ECLI:NL:HR:2001:AB0984
Hoge Raad
- Cassatie
- E. Korthals Altes
- A.G. Pos
- D.H. Beukenhorst
- L. Monné
- C.B. Bavinck
- Rechtspraak.nl
Cassatie over navorderingsaanslag in het recht van successie en de verplichtingen van de werkgever
In deze zaak gaat het om een beroep in cassatie van belanghebbende X tegen de uitspraak van het Gerechtshof te 's-Hertogenbosch van 29 oktober 1999, betreffende een navorderingsaanslag in het recht van successie. Aan belanghebbende was aanvankelijk een aanslag opgelegd van ƒ 26.354, gevolgd door een navorderingsaanslag van ƒ 8.850. Na bezwaar tegen de navorderingsaanslag handhaafde de Inspecteur deze aanslag, waarna belanghebbende in beroep ging bij het Hof. Het Hof bevestigde de uitspraak van de Inspecteur, waarop belanghebbende cassatie instelde.
De Hoge Raad oordeelt dat de verplichting van de werkgever om de nagelaten betrekkingen van de overleden werknemer een uitkering te verstrekken, voortvloeit uit de wet en niet uit een door de werknemer gemaakt beding. De Hoge Raad vernietigt de uitspraak van het Hof en verwijst de zaak terug naar het Gerechtshof te 's-Gravenhage voor verdere behandeling. Tevens wordt de Staatssecretaris van Financiën veroordeeld tot vergoeding van griffierechten en proceskosten aan belanghebbende.

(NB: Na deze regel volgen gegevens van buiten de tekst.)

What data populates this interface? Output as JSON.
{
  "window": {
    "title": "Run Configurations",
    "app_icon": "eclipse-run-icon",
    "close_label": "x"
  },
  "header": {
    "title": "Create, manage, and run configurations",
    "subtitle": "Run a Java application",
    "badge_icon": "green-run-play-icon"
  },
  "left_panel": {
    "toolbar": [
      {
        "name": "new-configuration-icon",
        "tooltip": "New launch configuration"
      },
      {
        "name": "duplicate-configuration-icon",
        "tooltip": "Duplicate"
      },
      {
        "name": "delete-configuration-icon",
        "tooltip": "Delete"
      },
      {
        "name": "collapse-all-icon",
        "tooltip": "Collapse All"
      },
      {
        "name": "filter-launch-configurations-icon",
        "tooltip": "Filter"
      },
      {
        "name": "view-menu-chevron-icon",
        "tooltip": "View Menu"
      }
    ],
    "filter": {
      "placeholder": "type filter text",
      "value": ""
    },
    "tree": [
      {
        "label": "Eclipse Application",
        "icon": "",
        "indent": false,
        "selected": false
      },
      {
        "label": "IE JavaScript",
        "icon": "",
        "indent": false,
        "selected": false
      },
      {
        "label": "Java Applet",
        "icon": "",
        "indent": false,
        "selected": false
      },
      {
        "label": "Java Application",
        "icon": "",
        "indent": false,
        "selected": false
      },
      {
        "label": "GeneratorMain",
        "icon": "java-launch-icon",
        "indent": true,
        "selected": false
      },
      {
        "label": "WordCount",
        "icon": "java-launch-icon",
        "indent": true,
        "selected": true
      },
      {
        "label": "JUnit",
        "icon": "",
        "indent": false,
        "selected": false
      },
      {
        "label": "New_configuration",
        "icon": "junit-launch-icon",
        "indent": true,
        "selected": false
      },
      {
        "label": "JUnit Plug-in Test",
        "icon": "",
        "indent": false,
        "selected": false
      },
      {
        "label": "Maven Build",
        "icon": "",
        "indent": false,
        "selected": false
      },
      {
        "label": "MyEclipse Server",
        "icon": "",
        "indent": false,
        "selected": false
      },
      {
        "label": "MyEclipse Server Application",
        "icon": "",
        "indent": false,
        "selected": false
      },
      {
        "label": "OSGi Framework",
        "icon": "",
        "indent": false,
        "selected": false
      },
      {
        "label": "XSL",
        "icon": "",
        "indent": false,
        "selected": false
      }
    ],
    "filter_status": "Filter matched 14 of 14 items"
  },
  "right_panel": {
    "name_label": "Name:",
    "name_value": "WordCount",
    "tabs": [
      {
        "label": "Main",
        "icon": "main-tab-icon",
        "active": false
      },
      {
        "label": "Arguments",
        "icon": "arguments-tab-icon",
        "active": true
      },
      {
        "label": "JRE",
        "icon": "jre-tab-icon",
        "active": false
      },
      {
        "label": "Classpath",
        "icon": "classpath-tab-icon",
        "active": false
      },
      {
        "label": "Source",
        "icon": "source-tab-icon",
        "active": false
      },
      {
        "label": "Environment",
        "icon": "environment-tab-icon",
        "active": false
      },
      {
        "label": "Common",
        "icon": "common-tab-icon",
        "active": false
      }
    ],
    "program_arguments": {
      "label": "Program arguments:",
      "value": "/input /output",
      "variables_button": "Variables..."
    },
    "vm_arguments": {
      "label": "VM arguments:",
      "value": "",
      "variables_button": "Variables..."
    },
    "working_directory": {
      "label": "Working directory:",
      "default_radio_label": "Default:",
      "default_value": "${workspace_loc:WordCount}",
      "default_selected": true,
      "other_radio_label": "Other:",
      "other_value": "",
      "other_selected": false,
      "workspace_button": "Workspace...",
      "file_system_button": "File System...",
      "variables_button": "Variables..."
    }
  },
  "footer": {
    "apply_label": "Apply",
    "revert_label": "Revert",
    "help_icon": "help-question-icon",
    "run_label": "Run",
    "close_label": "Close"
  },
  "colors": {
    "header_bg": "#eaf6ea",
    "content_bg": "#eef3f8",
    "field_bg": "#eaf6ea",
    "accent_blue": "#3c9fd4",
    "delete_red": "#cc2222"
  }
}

De zaak betreft de interpretatie van de Successiewet 1956 en de verplichtingen die voortvloeien uit de arbeidsovereenkomst van de overleden echtgenoot van belanghebbende. De Hoge Raad stelt vast dat het Hof een te ruime uitleg heeft gegeven aan het begrip 'beding ten behoeve van een derde' in de Successiewet. De uitspraak van het Hof kan niet in stand blijven, en de Hoge Raad gelast een nieuw onderzoek naar de feiten en omstandigheden van de zaak.